I began with a review of the four basic transformations, once again writing them all on the board – mentioning that we’ve done translations and now we’re going to do reflections. To begin, I had a linear/piecewise generic function on the screen using Sketchpad. I had the students tell me what each point’s coordinates were (this was not done well on the previous day’s quiz), and using the text function wrote them on the graph. Then I reflected the function over the x-axis (after asking what quadrant the image would be in) and we wrote down the coordinates of the images and compared them. On the board, I wrote that a reflection over the x-axis made (x,y) → (x,-y).

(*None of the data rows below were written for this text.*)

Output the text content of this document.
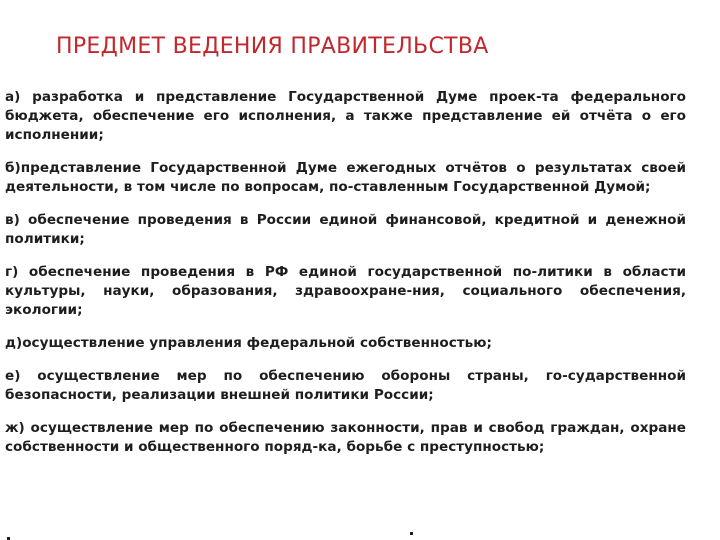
ПРЕДМЕТ ВЕДЕНИЯ ПРАВИТЕЛЬСТВА
а) разработка и представление Государственной Думе проек-та федерального бюджета, обеспечение его исполнения, а также представление ей отчёта о его исполнении;
б)представление Государственной Думе ежегодных отчётов о результатах своей деятельности, в том числе по вопросам, по-ставленным Государственной Думой;
в) обеспечение проведения в России единой финансовой, кредитной и денежной политики;
г) обеспечение проведения в РФ единой государственной по-литики в области культуры, науки, образования, здравоохране-ния, социального обеспечения, экологии;
д)осуществление управления федеральной собственностью;
е) осуществление мер по обеспечению обороны страны, го-сударственной безопасности, реализации внешней политики России;
ж) осуществление мер по обеспечению законности, прав и свобод граждан, охране собственности и общественного поряд-ка, борьбе с преступностью;
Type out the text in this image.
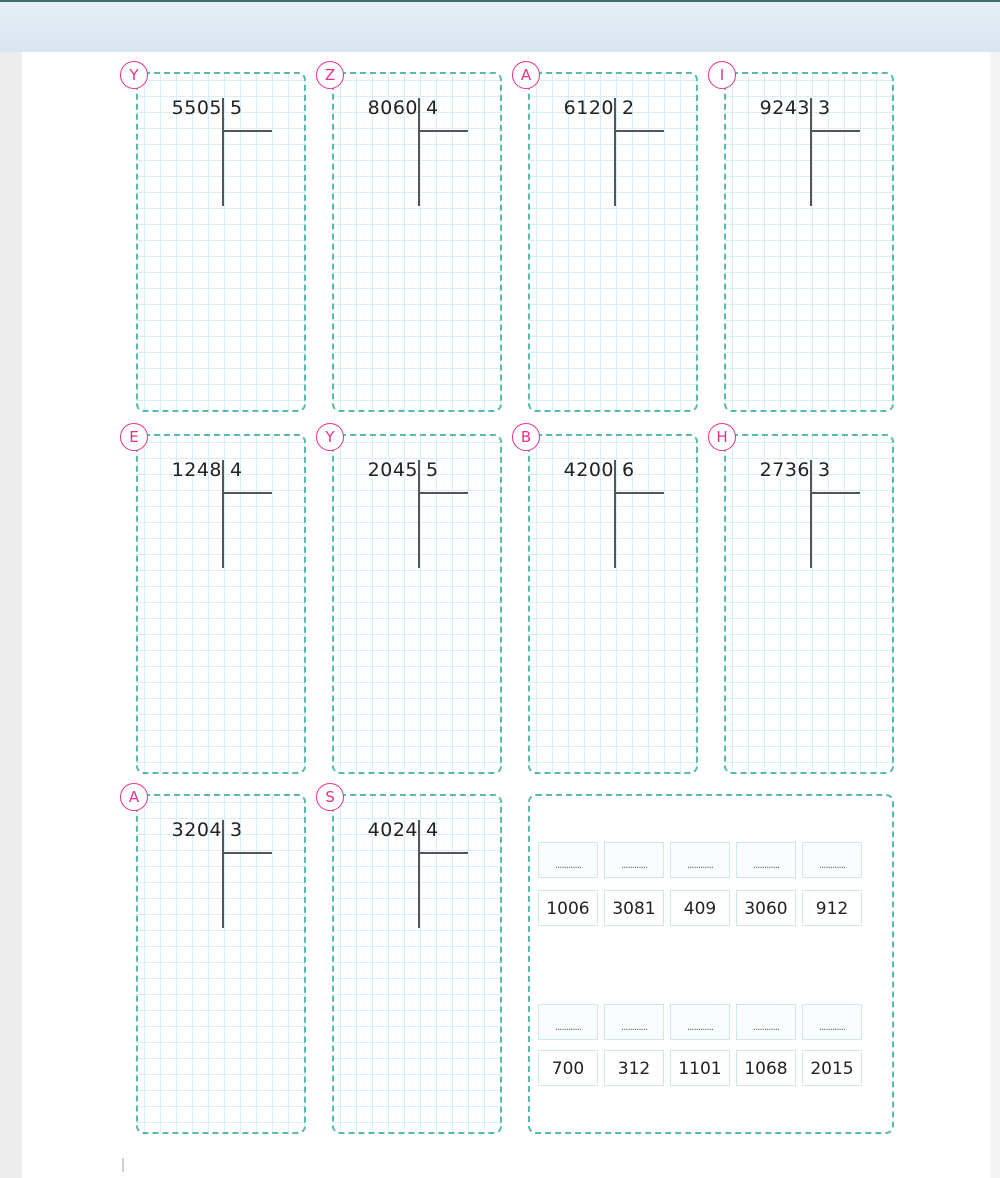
Y
5505 5
Z
8060 4
A
6120 2
I
9243 3
E
1248 4
Y
2045 5
B
4200 6
H
2736 3
A
3204 3
S
4024 4
............	............	............	............	............
1006	3081	409	3060	912
............	............	............	............	............
700	312	1101	1068	2015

Next I selected the points of the function in Sketchpad and told the program to print the coordinates for me to save time. I then reflected the graph over the y-axis and wrote the rule down. I also did the same thing for reflection over the line y = x. The students had a difficult time noticing that the original image, which was entirely in the first quadrant would remain in the first quadrant when flipped over the line y = x. But once it was on the screen and I pointed out where each point was going, they seemed to get it. One kid in one class asked what would happen if I reflected the graph over both the x- and y-axis, which I did. I also pointed out, using Sketchpad, that it was the same thing as a 180 degree rotation, which I showed by having Sketchpad to a 175, 176, 177, 178, 179 and 180 degree rotation in succession, which the kids thought was cool.
When I was done, we had a table like this on the board, which I had them write down.
Once that was complete, I turned the screen off and began plotting functions, then once the equation was hidden away, I’d turn the screen back on so that they could try to look at a function and figure out its equation.
For each one (I only could do three in each class because it is very time consuming) I’d have the students write out the descriptions (in words), the coordinates in (x, y) form, and the equation.
I didn’t get to do too many and it was apparent that many kids were not getting it, so I’ll have to do lots more examples tomorrow. But, I did assign homework, #1 – 3, 5, and 7, which I can use for more examples tomorrow.